The CIA has recently retracted 19 intelligence documents found to promote leftist ideology, compromising the agency's standards for objectivity. This decision follows an independent review that identified issues in the documents' analyses and sources, which leaned towards left-wing activism.
• CIA Director John Ratcliffe ordered the retraction after a review revealed that the documents did not meet proper quality standards and encouraged a political bias.
• The reviewed documents supported leftist views, took stances on foreign political issues, and relied on sources from left-wing media and NGOs.
• Among the controversial documents, one called groups promoting traditional motherhood suspicious due to an increase in female participation.
• Another document raised alarms about possible increased births in countries like Egypt and Nigeria due to potential COVID-19 disruptions in contraceptive supplies, based on data from abortion rights organizations.
• A third document advocated for LGBT academic programs in North Africa and the Middle East, criticizing regional governments for their conservative stances as hindering U. S. support for LGBT rights.

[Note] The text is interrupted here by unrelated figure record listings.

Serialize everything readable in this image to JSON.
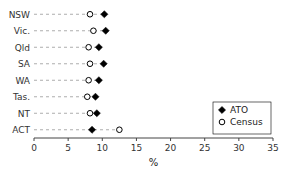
{
  "chart_data": {
    "type": "dot",
    "xlabel": "%",
    "categories": [
      "NSW",
      "Vic.",
      "Qld",
      "SA",
      "WA",
      "Tas.",
      "NT",
      "ACT"
    ],
    "series": [
      {
        "name": "ATO",
        "color": "#000000",
        "marker": "diamond",
        "values": [
          10.3,
          10.5,
          9.5,
          10.2,
          9.5,
          9.0,
          9.2,
          8.5
        ]
      },
      {
        "name": "Census",
        "color": "#000000",
        "marker": "open-circle",
        "values": [
          8.2,
          8.7,
          8.0,
          8.2,
          8.0,
          7.8,
          8.2,
          12.5
        ]
      }
    ],
    "xlim": [
      0,
      35
    ],
    "xticks": [
      0,
      5,
      10,
      15,
      20,
      25,
      30,
      35
    ],
    "grid": false,
    "legend": "lower right"
  }
}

• The decision to remove and revise these documents came after an audit by the President's Intelligence Advisory Board (PIAB), which evaluated 300 intelligence analyses for compliance with CIA standards.
• The flawed documents’ authorship and whether they will face consequences remain unclear.

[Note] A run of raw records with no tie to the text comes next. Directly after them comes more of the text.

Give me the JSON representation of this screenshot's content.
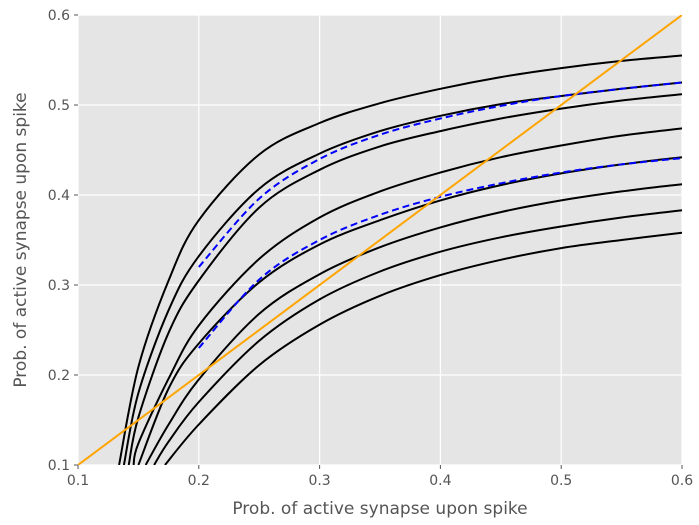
{
  "chart_data": {
    "type": "line",
    "title": "",
    "xlabel": "Prob. of active synapse upon spike",
    "ylabel": "Prob. of active synapse upon spike",
    "xlim": [
      0.1,
      0.6
    ],
    "ylim": [
      0.1,
      0.6
    ],
    "xticks": [
      0.1,
      0.2,
      0.3,
      0.4,
      0.5,
      0.6
    ],
    "yticks": [
      0.1,
      0.2,
      0.3,
      0.4,
      0.5,
      0.6
    ],
    "xtick_labels": [
      "0.1",
      "0.2",
      "0.3",
      "0.4",
      "0.5",
      "0.6"
    ],
    "ytick_labels": [
      "0.1",
      "0.2",
      "0.3",
      "0.4",
      "0.5",
      "0.6"
    ],
    "grid": true,
    "legend": "none",
    "colors": {
      "background": "#e5e5e5",
      "grid": "#ffffff",
      "curves": "#000000",
      "dashed": "#0000ff",
      "diagonal": "#ffa500",
      "text": "#555555"
    },
    "series": [
      {
        "style": "solid",
        "color": "#000000",
        "x": [
          0.134,
          0.15,
          0.175,
          0.2,
          0.25,
          0.3,
          0.35,
          0.4,
          0.45,
          0.5,
          0.55,
          0.6
        ],
        "y": [
          0.1,
          0.209,
          0.305,
          0.372,
          0.445,
          0.48,
          0.502,
          0.518,
          0.531,
          0.541,
          0.549,
          0.555
        ]
      },
      {
        "style": "solid",
        "color": "#000000",
        "x": [
          0.138,
          0.15,
          0.175,
          0.2,
          0.25,
          0.3,
          0.35,
          0.4,
          0.45,
          0.5,
          0.55,
          0.6
        ],
        "y": [
          0.1,
          0.18,
          0.272,
          0.332,
          0.407,
          0.446,
          0.471,
          0.488,
          0.501,
          0.51,
          0.518,
          0.525
        ]
      },
      {
        "style": "solid",
        "color": "#000000",
        "x": [
          0.142,
          0.15,
          0.175,
          0.2,
          0.25,
          0.3,
          0.35,
          0.4,
          0.45,
          0.5,
          0.55,
          0.6
        ],
        "y": [
          0.1,
          0.153,
          0.247,
          0.305,
          0.386,
          0.428,
          0.454,
          0.471,
          0.485,
          0.496,
          0.505,
          0.512
        ]
      },
      {
        "style": "solid",
        "color": "#000000",
        "x": [
          0.146,
          0.15,
          0.175,
          0.2,
          0.25,
          0.3,
          0.35,
          0.4,
          0.45,
          0.5,
          0.55,
          0.6
        ],
        "y": [
          0.1,
          0.124,
          0.196,
          0.255,
          0.329,
          0.375,
          0.404,
          0.425,
          0.442,
          0.455,
          0.466,
          0.474
        ]
      },
      {
        "style": "solid",
        "color": "#000000",
        "x": [
          0.15,
          0.175,
          0.2,
          0.25,
          0.3,
          0.35,
          0.4,
          0.45,
          0.5,
          0.55,
          0.6
        ],
        "y": [
          0.1,
          0.185,
          0.235,
          0.303,
          0.345,
          0.372,
          0.394,
          0.411,
          0.424,
          0.434,
          0.442
        ]
      },
      {
        "style": "solid",
        "color": "#000000",
        "x": [
          0.156,
          0.175,
          0.2,
          0.25,
          0.3,
          0.35,
          0.4,
          0.45,
          0.5,
          0.55,
          0.6
        ],
        "y": [
          0.1,
          0.145,
          0.195,
          0.268,
          0.312,
          0.342,
          0.364,
          0.381,
          0.394,
          0.404,
          0.412
        ]
      },
      {
        "style": "solid",
        "color": "#000000",
        "x": [
          0.163,
          0.175,
          0.2,
          0.25,
          0.3,
          0.35,
          0.4,
          0.45,
          0.5,
          0.55,
          0.6
        ],
        "y": [
          0.1,
          0.126,
          0.17,
          0.238,
          0.284,
          0.315,
          0.337,
          0.353,
          0.365,
          0.375,
          0.383
        ]
      },
      {
        "style": "solid",
        "color": "#000000",
        "x": [
          0.172,
          0.2,
          0.25,
          0.3,
          0.35,
          0.4,
          0.45,
          0.5,
          0.55,
          0.6
        ],
        "y": [
          0.1,
          0.145,
          0.211,
          0.256,
          0.288,
          0.311,
          0.328,
          0.341,
          0.35,
          0.358
        ]
      },
      {
        "style": "dashed",
        "color": "#0000ff",
        "x": [
          0.2,
          0.25,
          0.3,
          0.35,
          0.4,
          0.45,
          0.5,
          0.55,
          0.6
        ],
        "y": [
          0.32,
          0.396,
          0.44,
          0.467,
          0.485,
          0.499,
          0.51,
          0.518,
          0.525
        ]
      },
      {
        "style": "dashed",
        "color": "#0000ff",
        "x": [
          0.2,
          0.25,
          0.3,
          0.35,
          0.4,
          0.45,
          0.5,
          0.55,
          0.6
        ],
        "y": [
          0.23,
          0.306,
          0.35,
          0.378,
          0.398,
          0.413,
          0.425,
          0.434,
          0.441
        ]
      },
      {
        "style": "solid",
        "color": "#ffa500",
        "x": [
          0.1,
          0.6
        ],
        "y": [
          0.1,
          0.6
        ]
      }
    ]
  }
}
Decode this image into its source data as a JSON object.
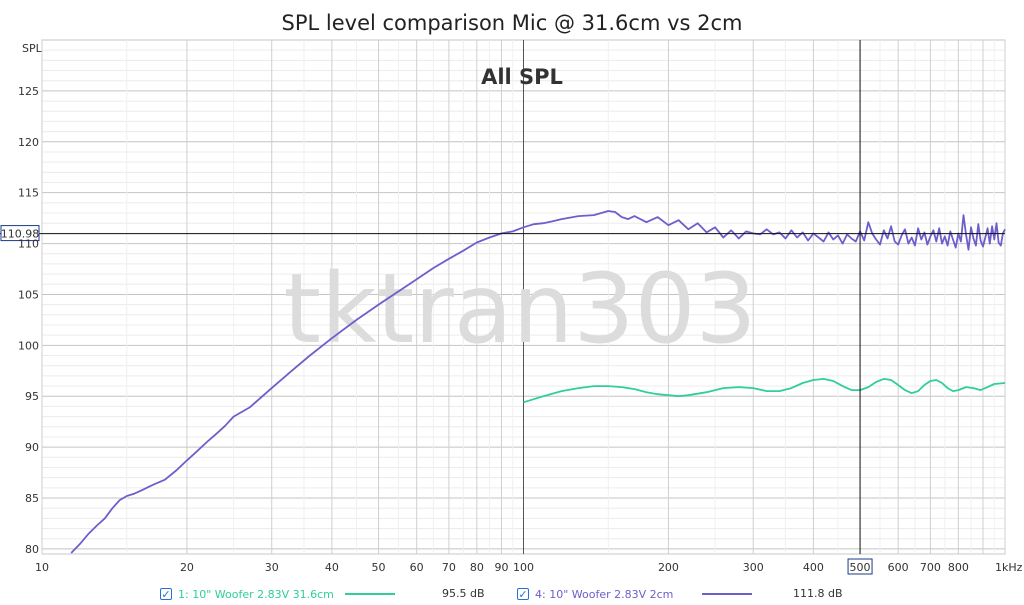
{
  "chart_data": {
    "type": "line",
    "title": "SPL level comparison Mic @ 31.6cm vs 2cm",
    "overlay_title": "All SPL",
    "watermark": "tktran303",
    "xlabel": "",
    "ylabel": "SPL",
    "x_scale": "log",
    "xlim": [
      10,
      1000
    ],
    "ylim": [
      79.5,
      130
    ],
    "x_tick_labels": [
      {
        "v": 10,
        "t": "10"
      },
      {
        "v": 20,
        "t": "20"
      },
      {
        "v": 30,
        "t": "30"
      },
      {
        "v": 40,
        "t": "40"
      },
      {
        "v": 50,
        "t": "50"
      },
      {
        "v": 60,
        "t": "60"
      },
      {
        "v": 70,
        "t": "70"
      },
      {
        "v": 80,
        "t": "80"
      },
      {
        "v": 90,
        "t": "90"
      },
      {
        "v": 100,
        "t": "100"
      },
      {
        "v": 200,
        "t": "200"
      },
      {
        "v": 300,
        "t": "300"
      },
      {
        "v": 400,
        "t": "400"
      },
      {
        "v": 500,
        "t": "500"
      },
      {
        "v": 600,
        "t": "600"
      },
      {
        "v": 700,
        "t": "700"
      },
      {
        "v": 800,
        "t": "800"
      },
      {
        "v": 1000,
        "t": "1kHz"
      }
    ],
    "y_ticks": [
      80,
      85,
      90,
      95,
      100,
      105,
      110,
      115,
      120,
      125
    ],
    "cursor": {
      "x": 500,
      "x_label": "500",
      "y": 110.98,
      "y_label": "110.98"
    },
    "grid": true,
    "legend_position": "bottom",
    "series": [
      {
        "name": "1: 10\" Woofer 2.83V 31.6cm",
        "value_label": "95.5 dB",
        "color": "#2fcf95",
        "x": [
          100,
          110,
          120,
          130,
          140,
          150,
          160,
          170,
          180,
          190,
          200,
          210,
          220,
          240,
          260,
          280,
          300,
          320,
          340,
          360,
          380,
          400,
          420,
          440,
          460,
          480,
          500,
          520,
          540,
          560,
          580,
          600,
          620,
          640,
          660,
          680,
          700,
          720,
          740,
          760,
          780,
          800,
          830,
          860,
          890,
          920,
          950,
          1000
        ],
        "y": [
          94.4,
          95.0,
          95.5,
          95.8,
          96.0,
          96.0,
          95.9,
          95.7,
          95.4,
          95.2,
          95.1,
          95.0,
          95.1,
          95.4,
          95.8,
          95.9,
          95.8,
          95.5,
          95.5,
          95.8,
          96.3,
          96.6,
          96.7,
          96.5,
          96.0,
          95.6,
          95.6,
          95.9,
          96.4,
          96.7,
          96.6,
          96.1,
          95.6,
          95.3,
          95.5,
          96.1,
          96.5,
          96.6,
          96.3,
          95.8,
          95.5,
          95.6,
          95.9,
          95.8,
          95.6,
          95.9,
          96.2,
          96.3
        ]
      },
      {
        "name": "4: 10\" Woofer 2.83V 2cm",
        "value_label": "111.8 dB",
        "color": "#6c5fcc",
        "x": [
          11.5,
          12,
          12.5,
          13,
          13.5,
          14,
          14.5,
          15,
          15.5,
          16,
          17,
          18,
          19,
          20,
          21,
          22,
          23,
          24,
          25,
          27,
          30,
          33,
          36,
          40,
          45,
          50,
          55,
          60,
          65,
          70,
          75,
          80,
          85,
          90,
          95,
          100,
          105,
          110,
          115,
          120,
          130,
          140,
          150,
          155,
          160,
          165,
          170,
          180,
          190,
          200,
          210,
          220,
          230,
          240,
          250,
          260,
          270,
          280,
          290,
          300,
          310,
          320,
          330,
          340,
          350,
          360,
          370,
          380,
          390,
          400,
          410,
          420,
          430,
          440,
          450,
          460,
          470,
          480,
          490,
          500,
          510,
          520,
          530,
          540,
          550,
          560,
          570,
          580,
          590,
          600,
          610,
          620,
          630,
          640,
          650,
          660,
          670,
          680,
          690,
          700,
          710,
          720,
          730,
          740,
          750,
          760,
          770,
          780,
          790,
          800,
          810,
          820,
          830,
          840,
          850,
          860,
          870,
          880,
          890,
          900,
          910,
          920,
          930,
          940,
          950,
          960,
          970,
          980,
          990,
          1000
        ],
        "y": [
          79.6,
          80.5,
          81.5,
          82.3,
          83.0,
          84.0,
          84.8,
          85.2,
          85.4,
          85.7,
          86.3,
          86.8,
          87.7,
          88.7,
          89.6,
          90.5,
          91.3,
          92.1,
          93.0,
          93.9,
          95.8,
          97.5,
          99.0,
          100.7,
          102.5,
          104.0,
          105.3,
          106.5,
          107.6,
          108.5,
          109.3,
          110.1,
          110.6,
          111.0,
          111.2,
          111.6,
          111.9,
          112.0,
          112.2,
          112.4,
          112.7,
          112.8,
          113.2,
          113.1,
          112.6,
          112.4,
          112.7,
          112.1,
          112.6,
          111.8,
          112.3,
          111.4,
          112.0,
          111.1,
          111.6,
          110.6,
          111.3,
          110.5,
          111.2,
          111.0,
          110.9,
          111.4,
          110.9,
          111.1,
          110.5,
          111.3,
          110.6,
          111.1,
          110.3,
          111.0,
          110.6,
          110.2,
          111.1,
          110.4,
          110.8,
          110.0,
          110.9,
          110.5,
          110.2,
          111.2,
          110.3,
          112.1,
          111.0,
          110.4,
          109.9,
          111.3,
          110.5,
          111.7,
          110.2,
          109.9,
          110.8,
          111.4,
          110.0,
          110.6,
          109.8,
          111.5,
          110.4,
          111.1,
          109.9,
          110.7,
          111.3,
          110.2,
          111.5,
          110.0,
          110.7,
          109.8,
          111.2,
          110.4,
          109.6,
          111.0,
          110.2,
          112.8,
          110.9,
          109.4,
          111.6,
          110.5,
          109.8,
          111.9,
          110.3,
          109.7,
          110.6,
          111.5,
          110.0,
          111.7,
          110.4,
          112.0,
          110.1,
          109.8,
          111.0,
          111.4
        ]
      }
    ]
  }
}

• One specific analysis linked women to “white racially and ethnically motivated violent extremist” groups, classifying female advocates of traditional motherhood as emerging threats based on limited reporting and open-source information.
• The document set forth claims about women using cooking and lifestyle topics to subtly promote extremist narratives.
The CIA's retraction of these documents emphasizes the agency's commitment to impartiality in intelligence and transparency. The revelations raise questions about the quality and political neutrality of past intelligence assessments conducted over several years.